Once again, a ragtag band of privacy campaigners, concerned doctors and David Davis MP are mounting a rearguard action, with legal threats sent to the government today.
Why are experts so worried, then, when Matt Hancock and friends only want to heal the world? Before we even answer that, do be aware that there is ALREADY a safe, secure way for researchers to access genuinely anonymised data on Covid – the Trusted Research Environment. The data NHS Digital will store is pseudonymised, and it says it’ll only be shared with commercial third parties for “research and planning purposes”. But it would be relatively simple to re-identify that data – particularly for those with cross-referencing access to other databases, to say nothing of the risk of the third-party breaches it opens up. According to the very much un-promoted page on the NHS website, the NHS will be able to unlock the pseudonymisation codes “in certain circumstances, and where there is a valid legal reason”. (You might assume they’ve called the new data grab Honestlywhat’stheworstthatcouldhappen.data, but instead they’ve gone with GPDPR.)

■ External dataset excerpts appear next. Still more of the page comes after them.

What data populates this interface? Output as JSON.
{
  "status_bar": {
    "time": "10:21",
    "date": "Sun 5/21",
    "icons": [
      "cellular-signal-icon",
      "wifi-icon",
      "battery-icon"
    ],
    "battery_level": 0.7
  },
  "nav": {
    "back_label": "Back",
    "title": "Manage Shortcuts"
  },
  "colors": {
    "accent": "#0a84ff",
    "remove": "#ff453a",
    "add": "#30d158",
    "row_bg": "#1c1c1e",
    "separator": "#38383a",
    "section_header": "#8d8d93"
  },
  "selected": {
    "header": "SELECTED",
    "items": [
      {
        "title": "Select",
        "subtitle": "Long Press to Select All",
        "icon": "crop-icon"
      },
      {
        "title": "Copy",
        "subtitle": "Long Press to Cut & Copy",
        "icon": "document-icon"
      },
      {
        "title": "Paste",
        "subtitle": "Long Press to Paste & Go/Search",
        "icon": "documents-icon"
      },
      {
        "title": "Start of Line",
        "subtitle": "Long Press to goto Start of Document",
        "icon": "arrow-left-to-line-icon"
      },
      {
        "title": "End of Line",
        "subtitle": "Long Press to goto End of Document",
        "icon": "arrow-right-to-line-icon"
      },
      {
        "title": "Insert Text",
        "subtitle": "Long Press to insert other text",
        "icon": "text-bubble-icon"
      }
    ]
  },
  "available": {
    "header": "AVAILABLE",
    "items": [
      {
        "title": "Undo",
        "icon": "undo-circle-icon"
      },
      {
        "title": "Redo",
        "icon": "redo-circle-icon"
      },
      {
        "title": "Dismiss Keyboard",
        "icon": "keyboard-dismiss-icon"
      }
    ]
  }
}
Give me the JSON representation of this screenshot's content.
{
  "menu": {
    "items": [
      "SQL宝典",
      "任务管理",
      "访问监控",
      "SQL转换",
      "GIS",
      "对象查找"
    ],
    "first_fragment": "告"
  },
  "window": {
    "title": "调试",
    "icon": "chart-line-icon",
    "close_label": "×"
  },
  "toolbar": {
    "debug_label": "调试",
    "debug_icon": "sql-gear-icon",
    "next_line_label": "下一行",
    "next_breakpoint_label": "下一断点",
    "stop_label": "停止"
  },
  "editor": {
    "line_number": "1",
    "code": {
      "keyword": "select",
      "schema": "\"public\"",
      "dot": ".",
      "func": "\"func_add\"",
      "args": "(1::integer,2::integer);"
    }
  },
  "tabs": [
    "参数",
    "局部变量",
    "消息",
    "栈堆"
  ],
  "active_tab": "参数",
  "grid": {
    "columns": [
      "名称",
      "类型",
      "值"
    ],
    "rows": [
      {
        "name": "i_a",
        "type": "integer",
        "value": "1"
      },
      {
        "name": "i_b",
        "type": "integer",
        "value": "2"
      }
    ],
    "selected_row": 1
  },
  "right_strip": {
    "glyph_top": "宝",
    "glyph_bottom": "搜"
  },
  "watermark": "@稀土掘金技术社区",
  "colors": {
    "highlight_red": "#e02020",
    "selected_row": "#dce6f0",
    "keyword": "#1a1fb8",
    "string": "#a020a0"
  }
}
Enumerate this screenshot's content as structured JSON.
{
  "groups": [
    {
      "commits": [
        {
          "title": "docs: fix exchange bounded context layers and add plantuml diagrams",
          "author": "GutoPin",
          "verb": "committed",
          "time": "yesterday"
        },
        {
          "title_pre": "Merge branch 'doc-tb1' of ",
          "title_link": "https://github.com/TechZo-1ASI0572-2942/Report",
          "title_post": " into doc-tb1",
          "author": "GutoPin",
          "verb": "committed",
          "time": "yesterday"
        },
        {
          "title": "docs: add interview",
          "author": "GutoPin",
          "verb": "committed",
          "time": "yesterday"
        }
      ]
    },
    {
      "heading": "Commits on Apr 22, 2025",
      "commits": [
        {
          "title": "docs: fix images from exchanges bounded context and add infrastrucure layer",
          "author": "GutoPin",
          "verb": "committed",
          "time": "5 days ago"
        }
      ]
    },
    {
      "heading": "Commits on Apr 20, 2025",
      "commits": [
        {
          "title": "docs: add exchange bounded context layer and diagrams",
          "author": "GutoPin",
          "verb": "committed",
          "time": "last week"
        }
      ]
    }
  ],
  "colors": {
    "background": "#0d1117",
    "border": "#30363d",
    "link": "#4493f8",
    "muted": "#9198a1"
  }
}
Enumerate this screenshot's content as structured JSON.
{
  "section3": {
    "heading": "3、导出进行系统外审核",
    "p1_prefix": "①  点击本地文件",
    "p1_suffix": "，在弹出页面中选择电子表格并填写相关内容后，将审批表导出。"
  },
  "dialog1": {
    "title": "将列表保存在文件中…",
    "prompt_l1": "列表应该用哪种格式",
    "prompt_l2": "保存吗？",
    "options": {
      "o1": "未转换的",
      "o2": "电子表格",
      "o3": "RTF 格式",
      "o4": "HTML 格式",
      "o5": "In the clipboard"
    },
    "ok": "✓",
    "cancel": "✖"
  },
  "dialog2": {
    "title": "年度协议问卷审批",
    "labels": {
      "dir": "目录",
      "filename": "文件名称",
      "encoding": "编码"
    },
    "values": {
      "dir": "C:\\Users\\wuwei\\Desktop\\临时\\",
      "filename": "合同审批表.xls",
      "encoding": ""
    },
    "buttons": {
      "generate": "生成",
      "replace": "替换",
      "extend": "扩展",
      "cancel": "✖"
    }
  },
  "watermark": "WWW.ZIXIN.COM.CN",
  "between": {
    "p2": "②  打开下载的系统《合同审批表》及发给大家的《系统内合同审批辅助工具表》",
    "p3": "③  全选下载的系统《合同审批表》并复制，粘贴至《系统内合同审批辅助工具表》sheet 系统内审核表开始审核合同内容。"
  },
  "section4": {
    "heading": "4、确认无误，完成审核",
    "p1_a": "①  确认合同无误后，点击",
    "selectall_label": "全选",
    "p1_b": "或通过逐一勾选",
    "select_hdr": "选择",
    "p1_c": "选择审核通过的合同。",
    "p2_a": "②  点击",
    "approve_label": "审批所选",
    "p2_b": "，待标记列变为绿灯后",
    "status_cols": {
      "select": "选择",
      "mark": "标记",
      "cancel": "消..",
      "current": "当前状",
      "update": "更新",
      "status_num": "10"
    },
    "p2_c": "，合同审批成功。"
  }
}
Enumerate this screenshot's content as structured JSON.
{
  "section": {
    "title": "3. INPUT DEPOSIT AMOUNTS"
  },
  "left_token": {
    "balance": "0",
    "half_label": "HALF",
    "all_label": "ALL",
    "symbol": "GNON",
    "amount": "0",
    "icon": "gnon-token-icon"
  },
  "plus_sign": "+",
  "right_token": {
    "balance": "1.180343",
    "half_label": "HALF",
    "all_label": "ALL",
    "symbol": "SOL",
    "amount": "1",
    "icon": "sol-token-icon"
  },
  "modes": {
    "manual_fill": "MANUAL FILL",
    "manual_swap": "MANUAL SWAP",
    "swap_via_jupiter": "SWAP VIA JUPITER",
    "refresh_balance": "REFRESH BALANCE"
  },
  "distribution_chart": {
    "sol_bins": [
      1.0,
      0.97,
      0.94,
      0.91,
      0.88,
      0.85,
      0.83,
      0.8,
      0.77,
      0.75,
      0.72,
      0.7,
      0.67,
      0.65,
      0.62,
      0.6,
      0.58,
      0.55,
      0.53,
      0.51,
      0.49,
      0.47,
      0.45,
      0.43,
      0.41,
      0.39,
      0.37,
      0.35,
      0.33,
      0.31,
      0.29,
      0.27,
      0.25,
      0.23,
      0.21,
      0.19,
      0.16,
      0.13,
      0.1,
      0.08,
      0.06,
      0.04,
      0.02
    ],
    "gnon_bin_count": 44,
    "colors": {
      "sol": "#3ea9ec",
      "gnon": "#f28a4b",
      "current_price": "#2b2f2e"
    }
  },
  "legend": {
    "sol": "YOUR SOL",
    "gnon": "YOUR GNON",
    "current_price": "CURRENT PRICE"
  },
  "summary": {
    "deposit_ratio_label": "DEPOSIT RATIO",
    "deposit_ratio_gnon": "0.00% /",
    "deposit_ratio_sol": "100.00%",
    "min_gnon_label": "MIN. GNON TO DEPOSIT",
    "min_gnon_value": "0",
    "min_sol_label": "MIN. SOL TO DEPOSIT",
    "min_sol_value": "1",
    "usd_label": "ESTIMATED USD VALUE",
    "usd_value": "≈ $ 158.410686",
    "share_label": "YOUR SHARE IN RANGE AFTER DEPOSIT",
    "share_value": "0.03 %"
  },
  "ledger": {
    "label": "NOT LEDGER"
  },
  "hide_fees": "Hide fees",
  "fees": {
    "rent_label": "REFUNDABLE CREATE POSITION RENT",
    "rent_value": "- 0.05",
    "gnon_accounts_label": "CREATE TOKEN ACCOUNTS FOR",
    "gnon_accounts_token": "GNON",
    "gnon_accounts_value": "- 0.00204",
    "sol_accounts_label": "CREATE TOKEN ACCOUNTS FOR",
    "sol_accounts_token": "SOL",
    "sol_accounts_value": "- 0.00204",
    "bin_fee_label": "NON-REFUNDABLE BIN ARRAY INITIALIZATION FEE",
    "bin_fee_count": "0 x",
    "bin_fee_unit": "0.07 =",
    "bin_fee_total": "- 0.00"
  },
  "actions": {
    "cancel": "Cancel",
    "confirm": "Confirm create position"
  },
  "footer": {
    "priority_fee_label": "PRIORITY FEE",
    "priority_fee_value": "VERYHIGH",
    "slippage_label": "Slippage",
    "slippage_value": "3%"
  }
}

As for why they’re effectively rebooting a failed plan now, with GPs already drowning in a backlog of pandemic-delayed care, it does feel like the perfect moment for the famously competent department of health to do a teeny-tiny thing they in no way need cover for.''
If you're moving abroad on a permanent basis, you'll no longer automatically be entitled to medical treatment under normal NHS rules. This is because the NHS is a residence-based healthcare system.
You'll have to notify your GP practice so you and your family can be removed from the NHS register.''
As said above. if you are still registered with your GP, a) s/he still getting paid for you b) as they all limit the number on their books, and as most have full lists- it means someone new in the area cannot register. In some areas with a large turnover of residents, this can be a real problem.